Médicos residentes do Hospital Universitário Oswaldo Cruz (Huoc), uma das principais referências do SUS para todo o Estado, poderão entrar em greve na próxima semana caso o governo estadual não autorize imediata seleção simplificada de profissionais para reabertura de 112 leitos que foram fechados nos últimos quatro dias por déficit de mais de 500 servidores. O quantitativo desativado corresponde a quase 30% da capacidade de internamento, o que compromete tratamento de câncer, doenças infecciosas, transplante de fígado e outras atividades de referência no hospital centenário. Com capacidade reduzida na assistência, ficam prejudicados o ensino e a especialização em serviço. Segundo o diretor do Huoc, Raílton Bezerra, não havia como manter todas as enfermarias abertas depois que a unidade foi orientada pelo Tribunal de Contas e assessores jurídicos da UPE, à qual é vinculado, a desfazer escala de plantões extras de funcionários, que compensavam o déficit.

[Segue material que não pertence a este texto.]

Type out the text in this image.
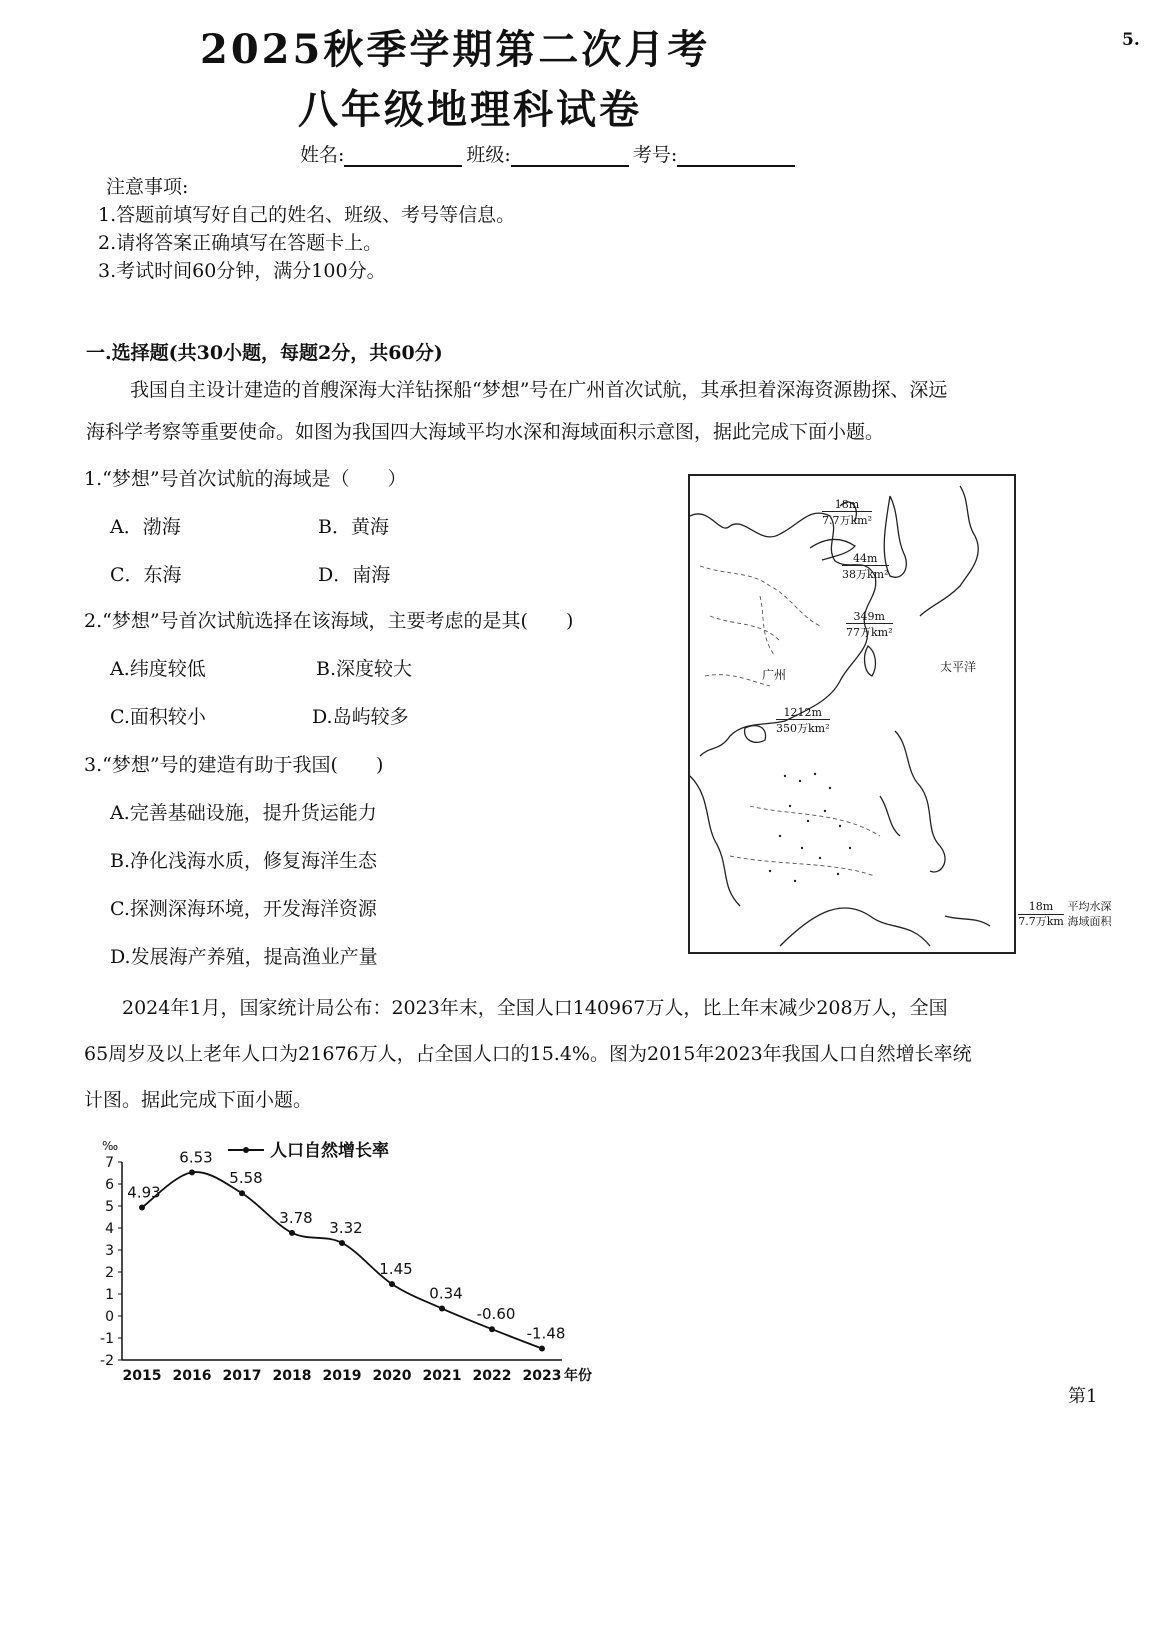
2025秋季学期第二次月考
八年级地理科试卷
5.
姓名:	班级:	考号:
注意事项:
1.答题前填写好自己的姓名、班级、考号等信息。
2.请将答案正确填写在答题卡上。
3.考试时间60分钟，满分100分。
一.选择题(共30小题，每题2分，共60分)
我国自主设计建造的首艘深海大洋钻探船“梦想”号在广州首次试航，其承担着深海资源勘探、深远
海科学考察等重要使命。如图为我国四大海域平均水深和海域面积示意图，据此完成下面小题。
1.“梦想”号首次试航的海域是（　　）
A．渤海	B．黄海
C．东海	D．南海
2.“梦想”号首次试航选择在该海域，主要考虑的是其(　　)
A.纬度较低	B.深度较大
C.面积较小	D.岛屿较多
3.“梦想”号的建造有助于我国(　　)
A.完善基础设施，提升货运能力
B.净化浅海水质，修复海洋生态
C.探测深海环境，开发海洋资源
D.发展海产养殖，提高渔业产量
18m
7.7万km²
44m
38万km²
349m
77万km²
1212m
350万km²
广州
太平洋
18m 平均水深
7.7万km 海域面积
2024年1月，国家统计局公布：2023年末，全国人口140967万人，比上年末减少208万人，全国
65周岁及以上老年人口为21676万人，占全国人口的15.4%。图为2015年2023年我国人口自然增长率统
计图。据此完成下面小题。
‰	人口自然增长率
7
6
5
4
3
2
1
0
-1
-2
2015 2016 2017 2018 2019 2020 2021 2022 2023 年份
4.93
6.53
5.58
3.78
3.32
1.45
0.34
-0.60
-1.48
第1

O hospital sofre sobretudo com a falta de enfermeiros e técnicos de enfermagem há mais de dois anos. Além disso, há três pavilhões fechados aguardando reformas. “Queremos a urgente abertura dos leitos com a reposição temporária dos quadros e organização de concurso para preenchimento definitivo das vagas”, explica Carlos Tadeu, médico residente do Huoc e presidente da Associação Pernambucana de Médicos Residentes.

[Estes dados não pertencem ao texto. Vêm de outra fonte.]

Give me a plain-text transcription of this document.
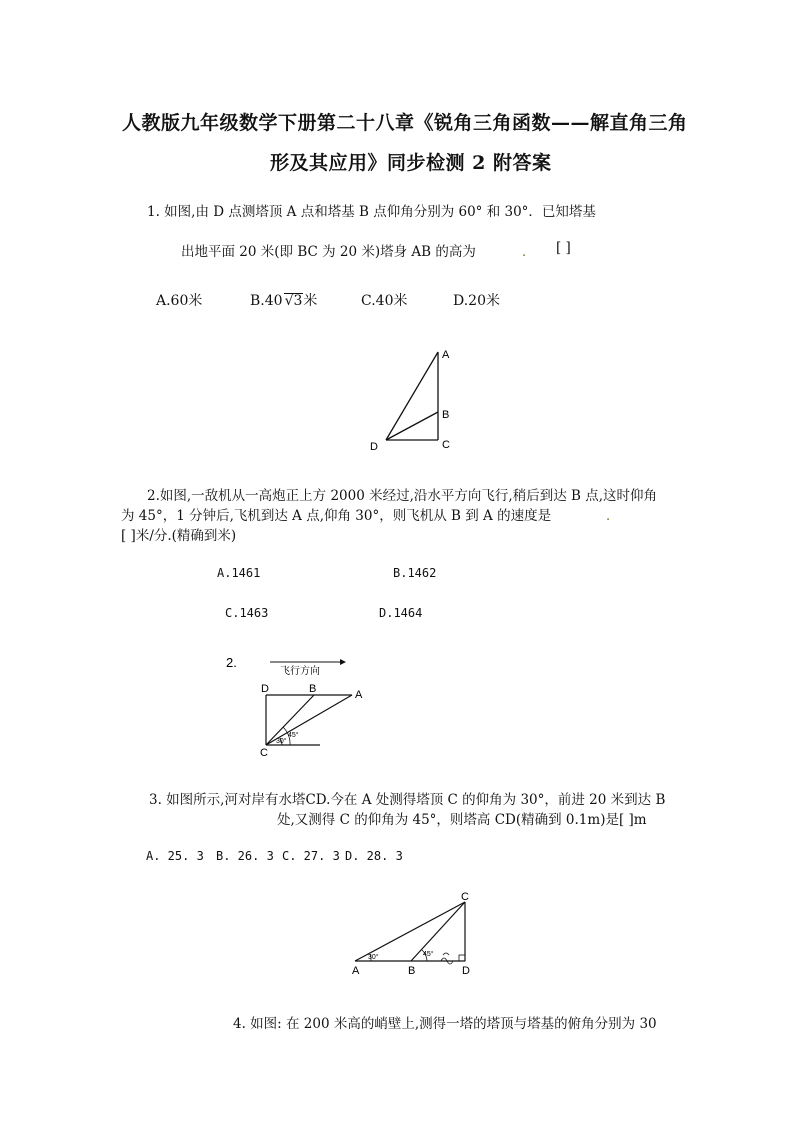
人教版九年级数学下册第二十八章《锐角三角函数——解直角三角
形及其应用》同步检测 2 附答案
1. 如图,由 D 点测塔顶 A 点和塔基 B 点仰角分别为 60° 和 30°．已知塔基
出地平面 20 米(即 BC 为 20 米)塔身 AB 的高为	． [ ]
A.60米	B.40 √3米	C.40米	D.20米
A
B
C
D
2.如图,一敌机从一高炮正上方 2000 米经过,沿水平方向飞行,稍后到达 B 点,这时仰角
为 45°，1 分钟后,飞机到达 A 点,仰角 30°，则飞机从 B 到 A 的速度是	．
[ ]米/分.(精确到米)
A.1461	B.1462
C.1463	D.1464
2.
飞行方向
D	B	A
C
30°
45°
3. 如图所示,河对岸有水塔CD.今在 A 处测得塔顶 C 的仰角为 30°，前进 20 米到达 B
处,又测得 C 的仰角为 45°，则塔高 CD(精确到 0.1m)是[ ]m
A. 25. 3 B. 26. 3 C. 27. 3 D. 28. 3
30°	45°
C
A	B	D
4. 如图: 在 200 米高的峭壁上,测得一塔的塔顶与塔基的俯角分别为 30
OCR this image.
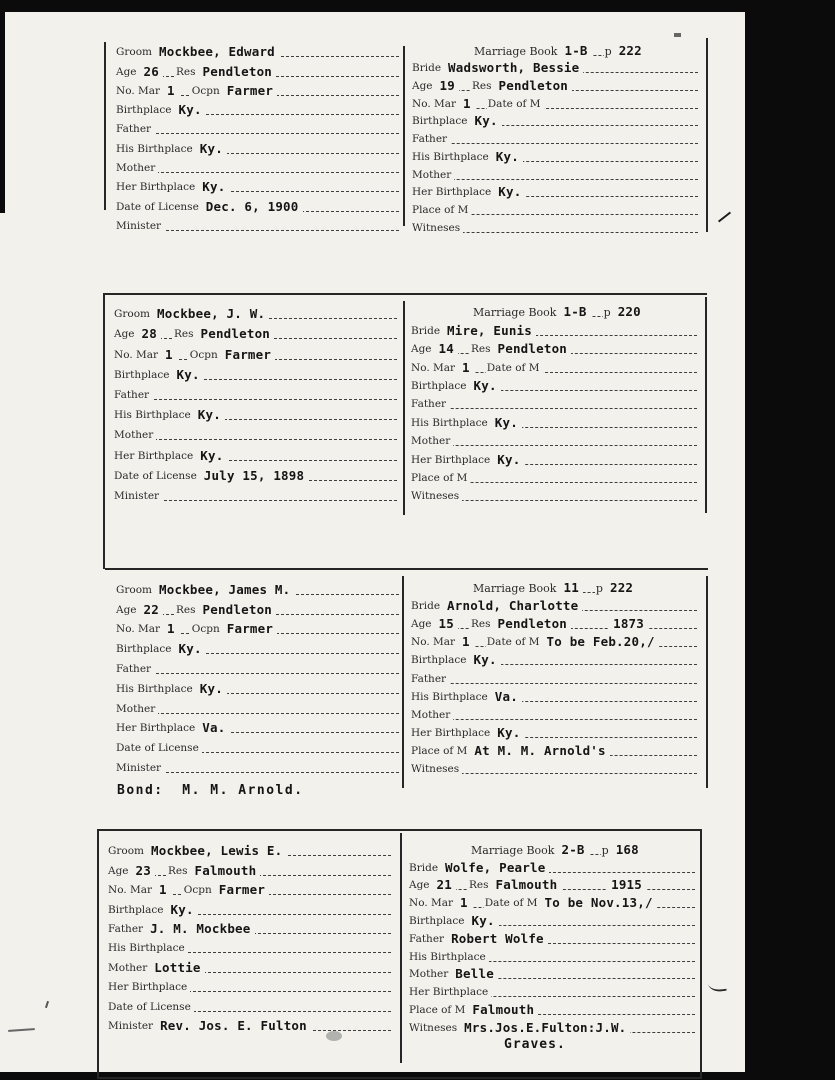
Groom Mockbee, Edward
Age 26	Res Pendleton
No. Mar 1	Ocpn Farmer
Birthplace Ky.
Father
His Birthplace Ky.
Mother
Her Birthplace Ky.
Date of License Dec. 6, 1900
Minister
Marriage Book 1-B	p 222
Bride Wadsworth, Bessie
Age 19	Res Pendleton
No. Mar 1	Date of M
Birthplace Ky.
Father
His Birthplace Ky.
Mother
Her Birthplace Ky.
Place of M
Witneses
Groom Mockbee, J. W.
Age 28	Res Pendleton
No. Mar 1	Ocpn Farmer
Birthplace Ky.
Father
His Birthplace Ky.
Mother
Her Birthplace Ky.
Date of License July 15, 1898
Minister
Marriage Book 1-B	p 220
Bride Mire, Eunis
Age 14	Res Pendleton
No. Mar 1	Date of M
Birthplace Ky.
Father
His Birthplace Ky.
Mother
Her Birthplace Ky.
Place of M
Witneses
Groom Mockbee, James M.
Age 22	Res Pendleton
No. Mar 1	Ocpn Farmer
Birthplace Ky.
Father
His Birthplace Ky.
Mother
Her Birthplace Va.
Date of License
Minister
Bond:  M. M. Arnold.
Marriage Book 11	p 222
Bride Arnold, Charlotte
Age 15	Res Pendleton	1873
No. Mar 1	Date of M To be Feb.20,/
Birthplace Ky.
Father
His Birthplace Va.
Mother
Her Birthplace Ky.
Place of M At M. M. Arnold's
Witneses
Groom Mockbee, Lewis E.
Age 23	Res Falmouth
No. Mar 1	Ocpn Farmer
Birthplace Ky.
Father J. M. Mockbee
His Birthplace
Mother Lottie
Her Birthplace
Date of License
Minister Rev. Jos. E. Fulton
Marriage Book 2-B	p 168
Bride Wolfe, Pearle
Age 21	Res Falmouth	1915
No. Mar 1	Date of M To be Nov.13,/
Birthplace Ky.
Father Robert Wolfe
His Birthplace
Mother Belle
Her Birthplace
Place of M Falmouth
Witneses Mrs.Jos.E.Fulton:J.W.
Graves.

Hoje de manhã ele se reúne com a Comissão de Residência Médica da Universidade de Pernambuco e representantes dos três hospitais universitários estaduais (incluindo Cisam e Procape) para discutir o processo seletivo de residentes para 2013, tendo em vista a crise do Oswaldo Cruz e o fechamento para reforma da Maternidade da Encruzilhada.
Ao todo são mais de 20 programas de residência na UPE. Os residentes fizeram assembleia ontem e se juntam aos estudantes de medicina e enfermagem
na defesa de uma solução urgente para o Oswaldo Cruz. “Queremos uma audiência com o governador Eduardo Campos, para ouvir um compromisso dele”, explica Elton Pedrosa, presidente do Diretório Acadêmico de Medicina. Na próxima segunda-feira, às 10h, os estudantes farão um ato na porta da reitoria da universidade estadual, em Santo Amaro, exigindo que professores da instituição “saiam da zona de conforto e semobilizem pelo Hospital Oswaldo Cruz”, afirma Pedrosa.

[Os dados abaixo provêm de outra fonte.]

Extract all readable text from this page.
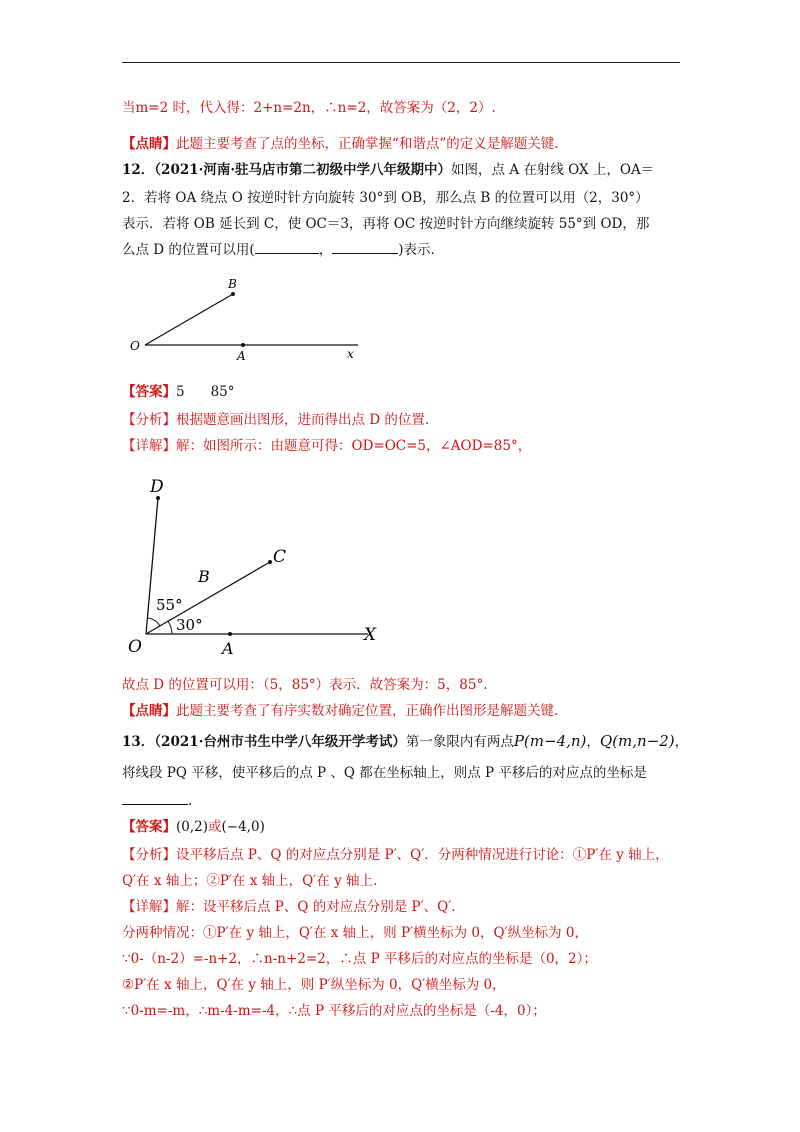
当m=2 时，代入得：2+n=2n，∴n=2，故答案为（2，2）.
【点睛】此题主要考查了点的坐标，正确掌握“和谐点”的定义是解题关键.
12．（2021·河南·驻马店市第二初级中学八年级期中）如图，点 A 在射线 OX 上，OA＝
2．若将 OA 绕点 O 按逆时针方向旋转 30°到 OB，那么点 B 的位置可以用（2，30°）
表示．若将 OB 延长到 C，使 OC＝3，再将 OC 按逆时针方向继续旋转 55°到 OD，那
么点 D 的位置可以用(	，	)表示．
B
O
A	x
【答案】5 85°
【分析】根据题意画出图形，进而得出点 D 的位置.
【详解】解：如图所示：由题意可得：OD=OC=5，∠AOD=85°，
D
C
B
O	A
X
55°
30°
故点 D 的位置可以用：（5，85°）表示．故答案为：5，85°.
【点睛】此题主要考查了有序实数对确定位置，正确作出图形是解题关键.
13．（2021·台州市书生中学八年级开学考试）第一象限内有两点P(m−4,n)，Q(m,n−2)，
将线段 PQ 平移，使平移后的点 P 、Q 都在坐标轴上，则点 P 平移后的对应点的坐标是
.
【答案】(0,2)或(−4,0)
【分析】设平移后点 P、Q 的对应点分别是 P′、Q′．分两种情况进行讨论：①P′在 y 轴上，
Q′在 x 轴上；②P′在 x 轴上，Q′在 y 轴上.
【详解】解：设平移后点 P、Q 的对应点分别是 P′、Q′.
分两种情况：①P′在 y 轴上，Q′在 x 轴上，则 P′横坐标为 0，Q′纵坐标为 0，
∵0-（n-2）=-n+2，∴n-n+2=2，∴点 P 平移后的对应点的坐标是（0，2）；
②P′在 x 轴上，Q′在 y 轴上，则 P′纵坐标为 0，Q′横坐标为 0，
∵0-m=-m，∴m-4-m=-4，∴点 P 平移后的对应点的坐标是（-4，0）；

Ainda na segunda, eles distribuirão uma carta aos feras que farão o vestibular seriado da UPE para pedir que se juntem à defesa do tradicional hospital-escola do Recife. Na quarta, às 10h30, os acadêmicos farão nova mobilização na Secretaria de Ciência e Tecnologia, no Bairro do Recife, quando deve ser realizada uma reunião como Secretário de Ciência e Tecnologia, Marcelino Granja.